L'ultima orsa della Valgerola

Di notevole interesse storico è il cranio di una femmina di orso bruno esposto in una vetrina nella sezione faunistica del museo, insieme al proiettile e a un fucile dello stesso modello di quello usato per l’abbattimento.

Era il 4 luglio 1887 quando, nel corso di una battuta di caccia al camoscio, Giovanni Gualteroni di Morbegno, ai tempi proprietario dell’edificio che oggi ospita il museo, e Giovanni Battista Acquistapace di Gerola uccisero una femmina di orso, sorpresa con il suo cucciolo sui pascoli in località Foppe di Pescegallo, a circa 1870 m di quota, più o meno nella zona dove oggi si trovano gli impianti sciistici. Da quella data, in Valgerola e nelle vallate vicine non furono più avvistate femmine con cuccioli: l’orso bruno era ancora presente con qualche esemplare, ma ormai non si riproduceva più e da lì a pochi anni sarebbe definitivamente scomparso.

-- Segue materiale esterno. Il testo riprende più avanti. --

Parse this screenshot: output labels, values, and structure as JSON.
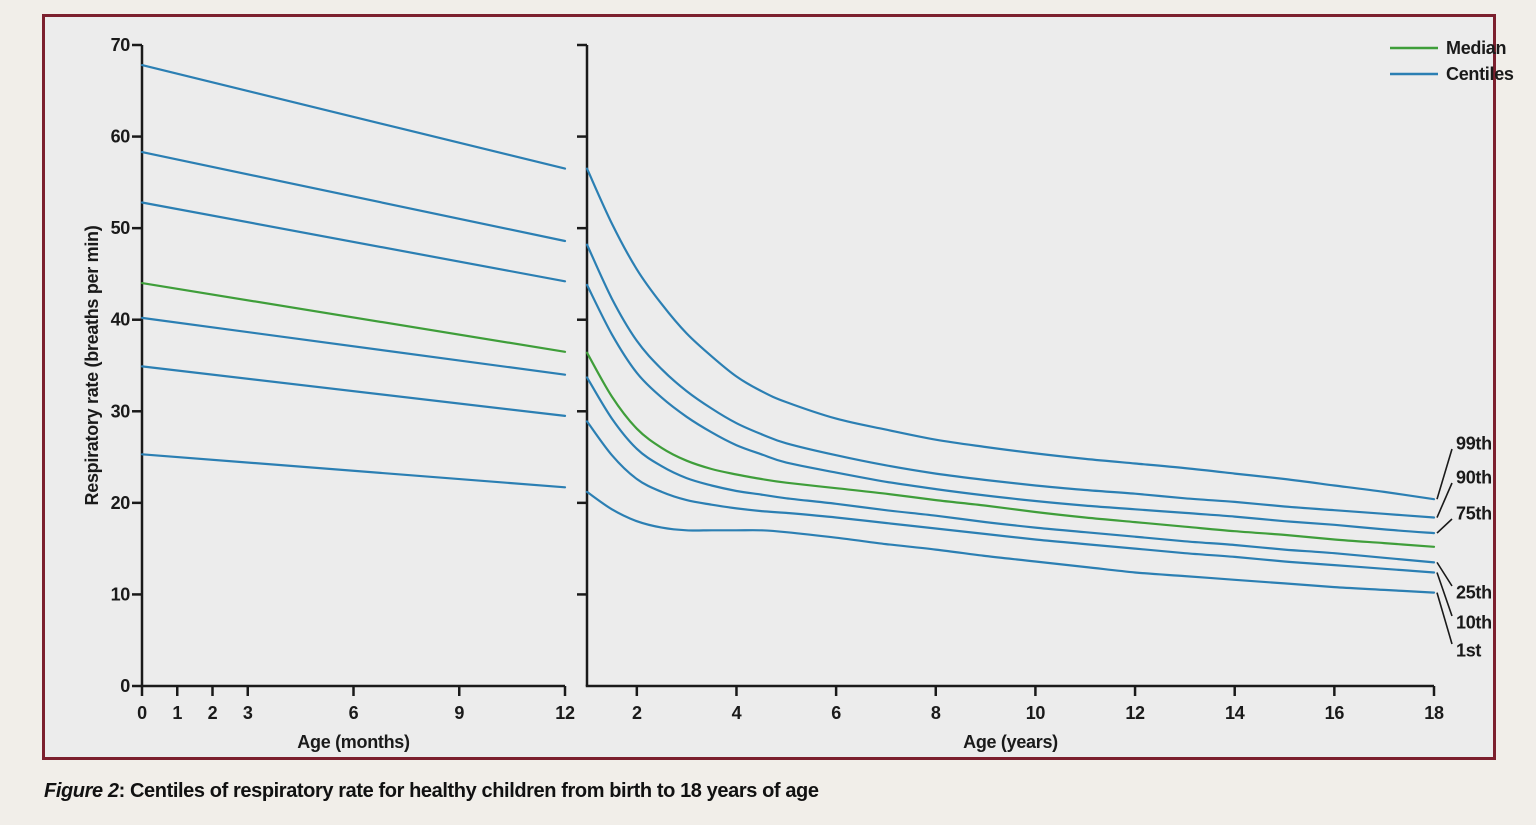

Il racconto originale della battuta di caccia, scritto dallo stesso Gualteroni e pubblicato sulla “Tribuna Sportiva”, dimostra come ai tempi fosse diversa la sensibilità nei confronti di questa specie, ritenuta molto pericolosa e di conseguenza da eliminare. Era previsto anche un compenso per chi uccideva orsi, lupi e linci. In effetti per un’agricoltura e un allevamento di sussistenza la perdita di anche un solo capo di bestiame poteva comportare gravi problemi.

Solo di recente, a seguito del progetto di reintroduzione “Life Ursus”, promosso dal Parco Naturale Adamello-Brenta, e di altri che si sono susseguiti nel tempo, l’orso è riapparso in più occasioni in provincia di Sondrio.